Żałowałam, że wciągnęłam w to wszystko Olivera. Gdybym była rozsądna, kazałabym mu iść do diabła już dawno; nie tylko bym go unikała, ale i do siebie zraziła, byleby tylko był bezpieczny. Było już za późno żeby cokolwiek zmienić, ale to nie znaczyło, że byłam w stanie tak po prostu zapomnieć i udawać, że nic się nie stało. Poczucie winy pozostawało, zwłaszcza po tym, co przyjacielowi powiedziałam.

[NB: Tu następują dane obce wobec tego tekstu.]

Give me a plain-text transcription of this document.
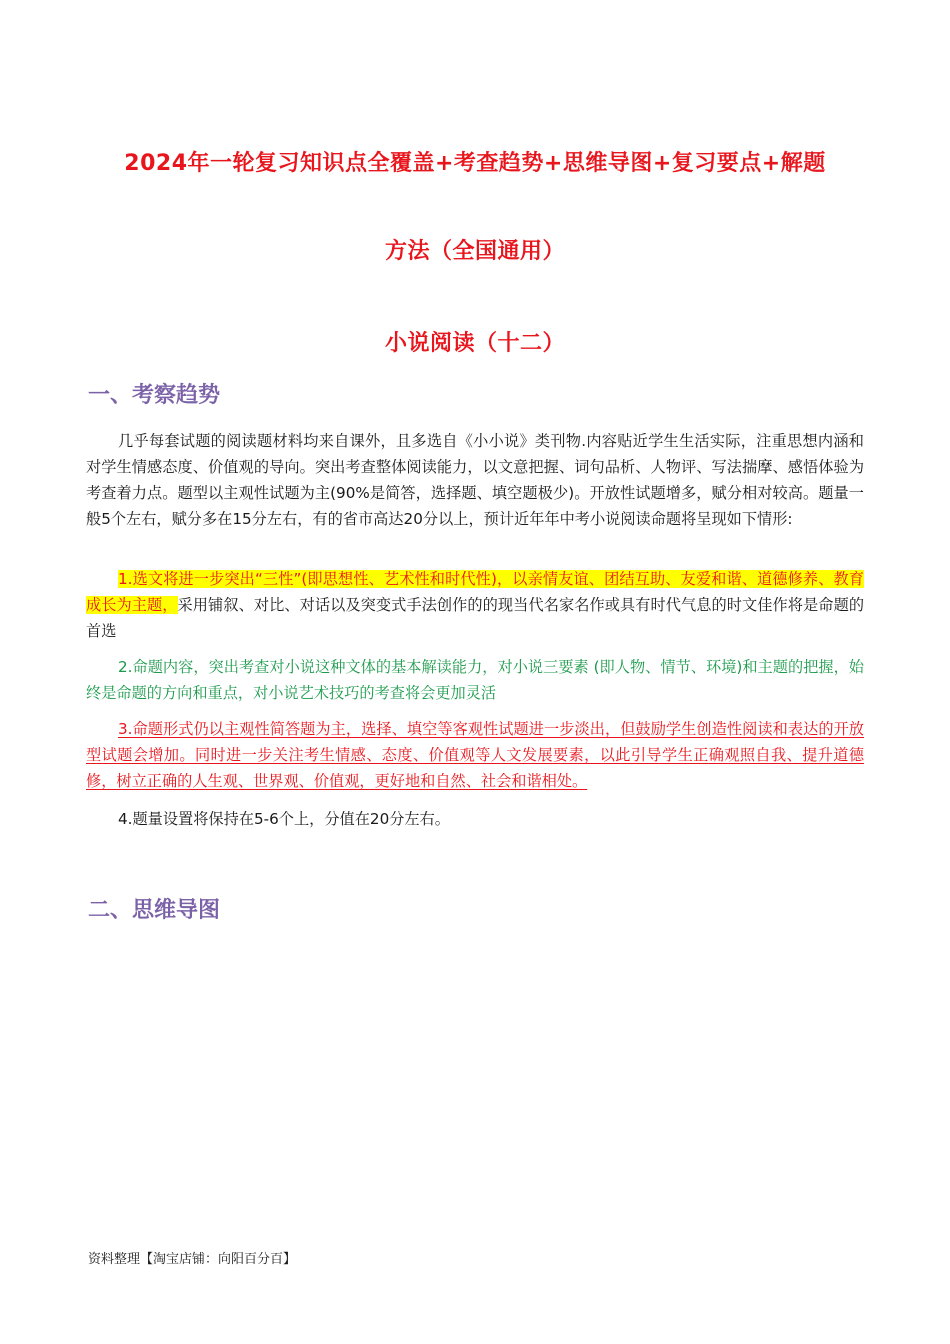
2024年一轮复习知识点全覆盖+考查趋势+思维导图+复习要点+解题
方法（全国通用）
小说阅读（十二）
一、考察趋势

几乎每套试题的阅读题材料均来自课外，且多选自《小小说》类刊物.内容贴近学生生活实际，注重思想内涵和对学生情感态度、价值观的导向。突出考查整体阅读能力，以文意把握、词句品析、人物评、写法揣摩、感悟体验为考查着力点。题型以主观性试题为主(90%是简答，选择题、填空题极少)。开放性试题增多，赋分相对较高。题量一般5个左右，赋分多在15分左右，有的省市高达20分以上，预计近年年中考小说阅读命题将呈现如下情形:

1.选文将进一步突出“三性”(即思想性、艺术性和时代性)，以亲情友谊、团结互助、友爱和谐、道德修养、教育成长为主题，采用铺叙、对比、对话以及突变式手法创作的的现当代名家名作或具有时代气息的时文佳作将是命题的首选

2.命题内容，突出考查对小说这种文体的基本解读能力，对小说三要素 (即人物、情节、环境)和主题的把握，始终是命题的方向和重点，对小说艺术技巧的考查将会更加灵活

3.命题形式仍以主观性简答题为主，选择、填空等客观性试题进一步淡出，但鼓励学生创造性阅读和表达的开放型试题会增加。同时进一步关注考生情感、态度、价值观等人文发展要素，以此引导学生正确观照自我、提升道德修，树立正确的人生观、世界观、价值观，更好地和自然、社会和谐相处。

4.题量设置将保持在5-6个上，分值在20分左右。

二、思维导图
资料整理【淘宝店铺：向阳百分百】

Pod wpływem impulsu znów chwyciłam za komórkę, tym razem jednak po to, żeby zadzwonić. Z żalem popatrzyłam na kontakt, któremu przyporządkowałam imię Edwarda, po czym przesunęłam menu w dół, zatrzymując się na zupełnie innym numerze. Wcisnęłam przycisk połączenia, w duchu modląc się, żeby na dźwięk komórki i tego kto dzwoni, Oliver nie cisnął telefonem o ziemię, bowiem naprawdę musiałam się upewnić, czy wszystko z nim w porządku.

Przyłożyłam telefon do ucha i zamarłam w oczekiwaniu, nie usłyszałam jednak nawet sygnału, który świadczyłby o tym, że Ollie ma włączoną komórkę. Chwilę później połączenie zostało przerwane, ja zaś zostałam sama w absolutnej ciszy.